A California Hobby farmer feeding sprouts to two penned hogs reports:
“The first thing that we noticed is that feeding sprouts helped heal severe foot problems. Next, the hogs at our farm weighted 20% more than their siblings from a another farm who did not use sprouts. This was the BEST pork that I have ever eaten!”
The Bottom Dollar
Let’s begin by taking a look at “traditional” pig farm practices:
A 50# bag of standard hog grower retails at about $10. For one feeder pig, that is about a week’s worth of feed. That puts us at $40 per month, or $1.43 per day. If you’ve weaned your piglets at 30d, you’ll most likely feed them 5 months before they go to market. That’s half a ton of standard hog grower. So, for our example, let’s just keep it general and say that you are into each feeder pig $200 in feed alone before it sells.
Next, let’s look at how much you can save sprouting fresh feed daily for the same pig:
A 50# bag of barley seed will cost you anywhere from $14-$18. Let’s make it $14 for our example.
First, let’s look at what it takes to get a ton of sprouts. 242 pounds of barley seed will grow a ton of sprouts. That is just less than 5 bags of barley. You’re right at $70.
Let’s break that down even further. For our example, we’ll say you have 50 feeder pigs and you’re feeding them each 1/2 a grass mat daily. (That’s on the high side for the younger pigs, but we’ll go with it.)
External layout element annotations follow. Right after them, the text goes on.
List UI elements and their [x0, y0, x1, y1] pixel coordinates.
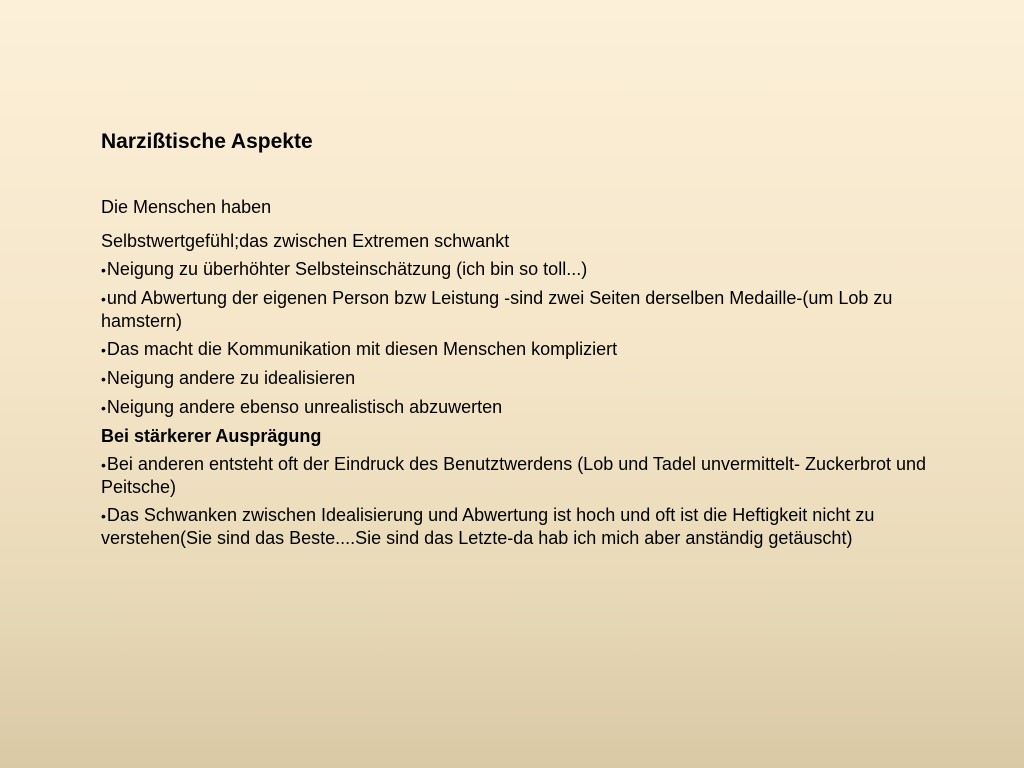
text-line: Selbstwertgefühl;das zwischen Extremen schwankt — [101, 231, 510, 251]
bullet-item: • Neigung andere zu idealisieren — [101, 367, 971, 390]
bullet-item: • und Abwertung der eigenen Person bzw Leistung -sind zwei Seiten derselben Medaille-(um Lob zu hamstern) — [101, 287, 971, 332]
slide-content — [101, 128, 971, 555]
section-heading: Bei stärkerer Ausprägung — [101, 426, 322, 446]
bullet-item: • Bei anderen entsteht oft der Eindruck des Benutztwerdens (Lob und Tadel unvermittelt- Zuckerbrot und Peitsche) — [101, 453, 971, 498]
intro-line: Die Menschen haben — [101, 197, 272, 217]
bullet-item: • Das macht die Kommunikation mit diesen Menschen kompliziert — [101, 338, 971, 361]
bullet-item: • Neigung andere ebenso unrealistisch abzuwerten — [101, 396, 971, 419]
bullet-item: • Das Schwanken zwischen Idealisierung und Abwertung ist hoch und oft ist die Heftigkeit nicht zu verstehen(Sie sind das Beste....Sie sind das Letzte-da hab ich mich aber anständig getäuscht) — [101, 504, 971, 549]
bullet-item: • Neigung zu überhöhter Selbsteinschätzung (ich bin so toll...) — [101, 258, 971, 281]
slide-title: Narzißtische Aspekte — [101, 130, 313, 153]
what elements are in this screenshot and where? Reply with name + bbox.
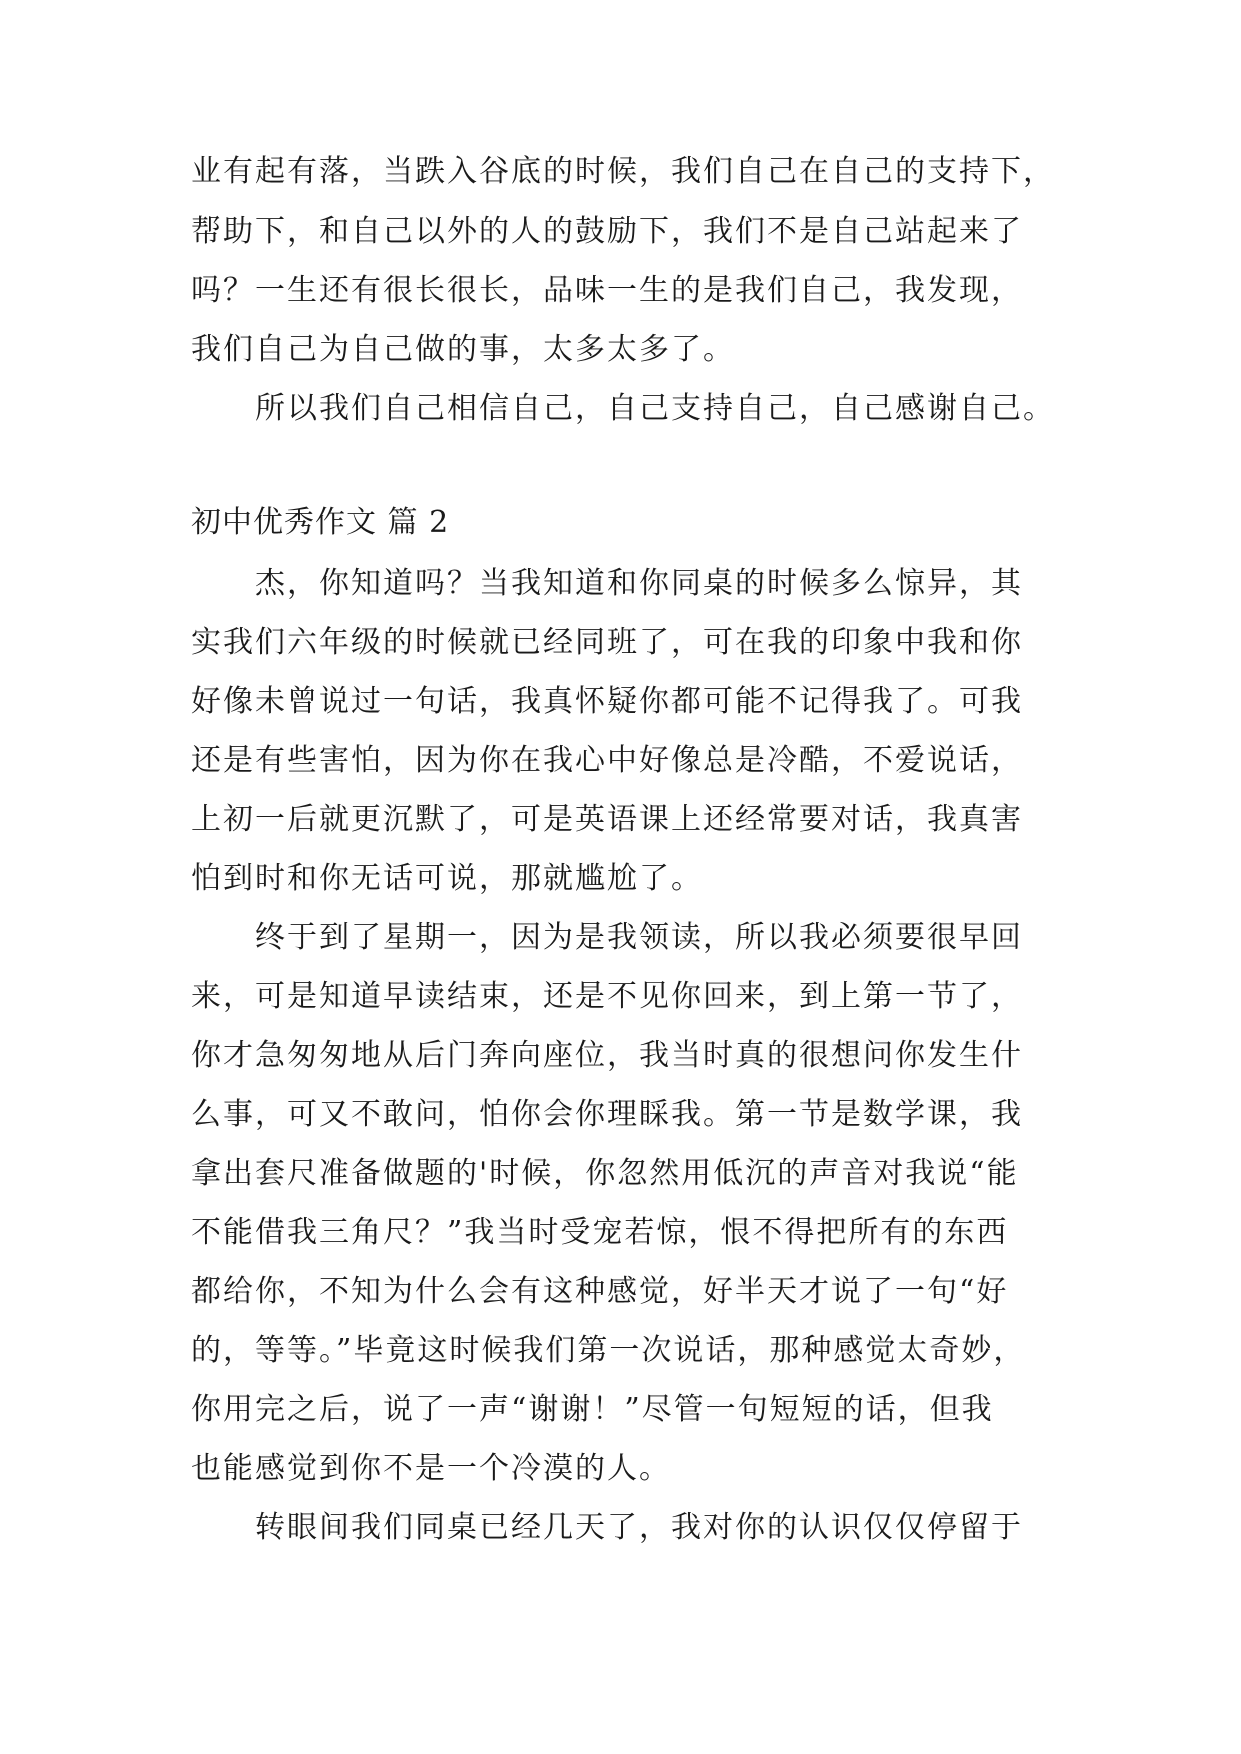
paragraph-line: 我们自己为自己做的事，太多太多了。 <box>191 332 735 367</box>
paragraph-line: 还是有些害怕，因为你在我心中好像总是冷酷，不爱说话， <box>191 743 1023 778</box>
paragraph-line: 都给你，不知为什么会有这种感觉，好半天才说了一句“好 <box>191 1274 1009 1309</box>
paragraph-line: 你用完之后，说了一声“谢谢！”尽管一句短短的话，但我 <box>191 1392 994 1427</box>
paragraph-line: 业有起有落，当跌入谷底的时候，我们自己在自己的支持下， <box>191 154 1055 189</box>
paragraph-line: 来，可是知道早读结束，还是不见你回来，到上第一节了， <box>191 979 1023 1014</box>
paragraph-line: 么事，可又不敢问，怕你会你理睬我。第一节是数学课，我 <box>191 1097 1023 1132</box>
section-heading: 初中优秀作文 篇 2 <box>191 505 450 540</box>
paragraph-line: 终于到了星期一，因为是我领读，所以我必须要很早回 <box>255 920 1023 955</box>
paragraph-line: 怕到时和你无话可说，那就尴尬了。 <box>191 861 703 896</box>
paragraph-line: 吗？一生还有很长很长，品味一生的是我们自己，我发现， <box>191 273 1023 308</box>
paragraph-line: 的，等等。”毕竟这时候我们第一次说话，那种感觉太奇妙， <box>191 1333 1026 1368</box>
paragraph-line: 你才急匆匆地从后门奔向座位，我当时真的很想问你发生什 <box>191 1038 1023 1073</box>
paragraph-line: 帮助下，和自己以外的人的鼓励下，我们不是自己站起来了 <box>191 214 1023 249</box>
paragraph-line: 好像未曾说过一句话，我真怀疑你都可能不记得我了。可我 <box>191 684 1023 719</box>
paragraph-line: 拿出套尺准备做题的'时候，你忽然用低沉的声音对我说“能 <box>191 1156 1019 1191</box>
closing-line: 所以我们自己相信自己，自己支持自己，自己感谢自己。 <box>255 391 1055 426</box>
paragraph-line: 上初一后就更沉默了，可是英语课上还经常要对话，我真害 <box>191 802 1023 837</box>
paragraph-line: 转眼间我们同桌已经几天了，我对你的认识仅仅停留于 <box>255 1510 1023 1545</box>
paragraph-line: 不能借我三角尺？”我当时受宠若惊，恨不得把所有的东西 <box>191 1215 1009 1250</box>
paragraph-line: 也能感觉到你不是一个冷漠的人。 <box>191 1451 671 1486</box>
paragraph-line: 杰，你知道吗？当我知道和你同桌的时候多么惊异，其 <box>255 566 1023 601</box>
paragraph-line: 实我们六年级的时候就已经同班了，可在我的印象中我和你 <box>191 625 1023 660</box>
Our AFS 99 grows grass mats in multiples of 6 (6, 12, 18, 24, 30, or 36 mats daily) so you’ll have feed for the other animals on your farm as well! You grow 30 grass mats a day. This requires 60# of barley seed per day for a cost of $16.80. Add $2 for electricity and you’re around $19 a day to feed 50 feeder pigs (plus a few others). This figures out to be about $0.38 a day per pig!
You’ve saved $1.05 per pig x 50 pigs = $52.50 per day. That is $1575 saved in a month (30d)! For the 5 months you’re feeding these pigs sprouts vs. feed-store feed, you’ll save $7875!
So, on this end of the example, you are into each feeder pig $57 in feed alone before it sells.
Don’t forget the health of your herd will increase significantly, and will be ready for market an average 2 weeks sooner than usual!